The Wood County Health Department’s preliminary budget currently shows revenues exceeding expenses by more than $2 million.

But those numbers may drastically change before the budget is finalized in March as more expenses are allocated.

Finance Director Rick Nelson presented the preliminary budget for 2023 at the Jan. 12 health board meeting.

That budget showed $13.6 million in revenue and $11.91 million in expenses.

A full-detail budget will be available in March, said Ben Robison, health commissioner.

The preliminary budget includes the addition of four new positions approved by the board.

A full-time behavioral health manager, who will be housed in the health center, will be paid $28.80-$40.32 per hour.

A full-time behavioral health specialist, who also will be in the health center, will be paid $25.07-$35.11 hourly.

A full-time administrative assistant, who will be in the health center and support both the health center and finance divisions, will earn an hourly wage of $16.68-$23.36.

A full-time director of health preparedness and promotion will be paid $34.08-$47.62 per hour. This person will lead the HPP division and report to the deputy health commission.

Robison said the health department will move into a quarterly review of its budget.

“Our goal is to capture not only our operational budget but to identify effective uses for those reserve dollars,” he said.

A quarterly update will better enable him to look at what was forecasted and see how things have changed, Nelson said.

“Do we see anything new that’s going on that is going to change how that original budget looked like,” he said.

Robison said not only is a quarterly review good management, it will better allow the tracking of grants, which are awarded quarterly on a fiscal calendar.

Robison said the goal is move the budget timetable up so next year’s budget is in place next January.

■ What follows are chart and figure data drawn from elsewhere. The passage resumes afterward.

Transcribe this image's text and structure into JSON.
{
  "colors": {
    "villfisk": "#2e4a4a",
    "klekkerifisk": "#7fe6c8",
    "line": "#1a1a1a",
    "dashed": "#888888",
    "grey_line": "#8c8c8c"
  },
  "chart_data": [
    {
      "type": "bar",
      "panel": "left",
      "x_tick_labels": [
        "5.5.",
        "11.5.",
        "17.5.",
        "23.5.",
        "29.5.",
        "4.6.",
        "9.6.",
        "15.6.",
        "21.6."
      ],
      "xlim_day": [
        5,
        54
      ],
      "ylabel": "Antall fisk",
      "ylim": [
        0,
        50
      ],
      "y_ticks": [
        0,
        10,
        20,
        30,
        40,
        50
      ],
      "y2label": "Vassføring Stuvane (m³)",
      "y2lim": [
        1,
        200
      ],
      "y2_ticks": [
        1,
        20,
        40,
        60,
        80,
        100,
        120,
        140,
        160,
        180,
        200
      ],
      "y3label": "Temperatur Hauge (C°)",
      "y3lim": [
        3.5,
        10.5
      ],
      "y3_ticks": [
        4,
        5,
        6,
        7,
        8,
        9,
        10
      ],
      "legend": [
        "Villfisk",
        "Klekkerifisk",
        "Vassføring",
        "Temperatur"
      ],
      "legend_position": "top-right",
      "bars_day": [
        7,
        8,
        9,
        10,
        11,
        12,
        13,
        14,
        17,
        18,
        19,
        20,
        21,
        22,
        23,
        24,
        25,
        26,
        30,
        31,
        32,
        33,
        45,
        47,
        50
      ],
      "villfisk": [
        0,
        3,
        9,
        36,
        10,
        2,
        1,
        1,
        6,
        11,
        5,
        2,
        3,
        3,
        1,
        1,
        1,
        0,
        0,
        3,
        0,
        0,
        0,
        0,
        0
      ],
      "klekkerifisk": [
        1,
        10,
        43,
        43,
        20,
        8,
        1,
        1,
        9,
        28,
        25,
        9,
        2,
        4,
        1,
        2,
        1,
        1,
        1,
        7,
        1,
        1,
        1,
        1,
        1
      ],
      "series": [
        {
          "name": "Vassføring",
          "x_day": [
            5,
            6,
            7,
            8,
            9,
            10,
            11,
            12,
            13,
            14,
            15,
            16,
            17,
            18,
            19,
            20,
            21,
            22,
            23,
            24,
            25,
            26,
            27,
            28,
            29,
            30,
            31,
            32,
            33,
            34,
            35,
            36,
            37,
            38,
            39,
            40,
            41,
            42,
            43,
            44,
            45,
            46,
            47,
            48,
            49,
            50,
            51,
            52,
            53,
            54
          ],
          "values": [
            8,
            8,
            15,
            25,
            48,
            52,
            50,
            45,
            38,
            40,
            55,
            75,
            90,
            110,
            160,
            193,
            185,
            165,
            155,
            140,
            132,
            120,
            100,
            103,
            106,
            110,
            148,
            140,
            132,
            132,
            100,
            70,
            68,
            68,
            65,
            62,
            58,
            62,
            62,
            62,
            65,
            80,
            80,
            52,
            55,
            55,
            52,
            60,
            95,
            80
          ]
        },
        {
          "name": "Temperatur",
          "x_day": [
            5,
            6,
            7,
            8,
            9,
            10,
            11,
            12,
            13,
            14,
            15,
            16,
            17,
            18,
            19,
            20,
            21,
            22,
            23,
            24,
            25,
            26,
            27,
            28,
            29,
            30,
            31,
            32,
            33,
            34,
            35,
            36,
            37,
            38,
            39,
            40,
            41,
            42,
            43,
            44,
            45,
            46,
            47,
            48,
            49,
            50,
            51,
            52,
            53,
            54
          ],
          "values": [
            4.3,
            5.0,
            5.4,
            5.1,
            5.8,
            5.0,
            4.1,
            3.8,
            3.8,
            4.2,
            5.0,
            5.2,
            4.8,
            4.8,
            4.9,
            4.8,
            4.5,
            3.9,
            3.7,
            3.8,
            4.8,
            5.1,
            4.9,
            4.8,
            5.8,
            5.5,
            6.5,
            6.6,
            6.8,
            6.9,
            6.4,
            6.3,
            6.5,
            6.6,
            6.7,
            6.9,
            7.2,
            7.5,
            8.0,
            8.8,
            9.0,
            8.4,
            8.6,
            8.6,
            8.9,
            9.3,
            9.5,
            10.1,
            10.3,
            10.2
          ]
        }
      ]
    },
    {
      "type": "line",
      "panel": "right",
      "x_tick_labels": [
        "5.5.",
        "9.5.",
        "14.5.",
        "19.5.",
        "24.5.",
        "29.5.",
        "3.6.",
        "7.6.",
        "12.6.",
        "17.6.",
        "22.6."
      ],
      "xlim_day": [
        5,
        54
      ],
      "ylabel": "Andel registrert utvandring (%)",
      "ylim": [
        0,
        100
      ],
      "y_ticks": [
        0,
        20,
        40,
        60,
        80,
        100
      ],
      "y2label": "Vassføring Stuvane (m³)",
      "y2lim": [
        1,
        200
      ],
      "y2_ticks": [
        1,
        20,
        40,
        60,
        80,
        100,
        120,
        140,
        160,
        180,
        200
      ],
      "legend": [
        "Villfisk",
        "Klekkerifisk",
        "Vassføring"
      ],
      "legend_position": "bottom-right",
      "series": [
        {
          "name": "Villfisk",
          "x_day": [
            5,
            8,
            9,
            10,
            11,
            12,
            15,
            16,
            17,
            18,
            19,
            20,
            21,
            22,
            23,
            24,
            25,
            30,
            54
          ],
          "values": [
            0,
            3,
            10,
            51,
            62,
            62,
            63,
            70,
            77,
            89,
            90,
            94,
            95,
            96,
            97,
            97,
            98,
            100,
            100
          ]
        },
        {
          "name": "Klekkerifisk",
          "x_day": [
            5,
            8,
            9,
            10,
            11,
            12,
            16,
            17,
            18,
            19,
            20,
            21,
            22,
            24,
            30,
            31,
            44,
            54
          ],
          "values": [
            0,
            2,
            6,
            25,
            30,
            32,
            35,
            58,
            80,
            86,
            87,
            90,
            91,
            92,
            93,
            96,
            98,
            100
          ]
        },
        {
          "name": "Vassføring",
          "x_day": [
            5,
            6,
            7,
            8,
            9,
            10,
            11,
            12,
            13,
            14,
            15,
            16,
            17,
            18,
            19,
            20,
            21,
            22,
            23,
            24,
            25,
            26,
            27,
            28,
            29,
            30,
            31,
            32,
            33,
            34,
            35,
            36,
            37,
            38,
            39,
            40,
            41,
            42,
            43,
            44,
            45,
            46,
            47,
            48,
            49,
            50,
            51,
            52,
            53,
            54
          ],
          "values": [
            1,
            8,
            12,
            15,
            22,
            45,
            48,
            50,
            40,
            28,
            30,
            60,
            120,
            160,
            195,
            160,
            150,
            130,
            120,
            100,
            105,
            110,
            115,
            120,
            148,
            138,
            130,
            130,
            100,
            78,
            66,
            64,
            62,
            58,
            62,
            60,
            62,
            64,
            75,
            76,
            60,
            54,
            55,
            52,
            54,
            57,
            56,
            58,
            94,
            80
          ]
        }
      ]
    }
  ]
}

He said that the board at the February meeting will address contracts with Biofit, for chairs for department employees, account reserves and building renovations.

Robison said they need to ask employees what is really needed in the renovation and prioritize the results before bringing that information to the board.

“The space has to work for our staff,” Robison said. “We want to hear what they think about it.”

A potential plan to close off the courtyard has not been finalized, he said.

Contractors have said there may not be as much bang for their buck by doing that compared to adding on additional space.

Those options will need to be evaluated, Robison said.

“We are thinking about how best to use our space,” he said.

However, all the major public services – WIC, vital statistics, the health center and environmental health – should be under one roof, Robison said.

Also at the meeting, the board:

• Heard member Richard Strow note that substance abuse deaths were down to 24 in the county but was still a high number. He asked what is being done to address these numbers.

Amy Jones, director of health promotion and preparedness, said the department was going to have someone address chronic issues and will begin looking at substance abuse and suicides.

She said the department is waiting for grant funding in order to purchase a Narcan machine.

• Heard Vice President Nilgun Sezginis asked about measles cases in the county. Jones said there was an outbreak in Columbus, but no cases have been reported in Wood County.

• Heard member Bob Midden ask how current vaccines were working to combat the high rates of influenza hospitalizations.

“Our understanding is it’s a really good match,” Robison said about the vaccine in use. “We are just experiencing really high rates.”

Jones said the numbers are coming down.

The window to be vaccinated remains open, Robison said.

“We’re thankful that we’re dealing with just high rates of flu, but we anxious to see those come down to a manageable level,” he said.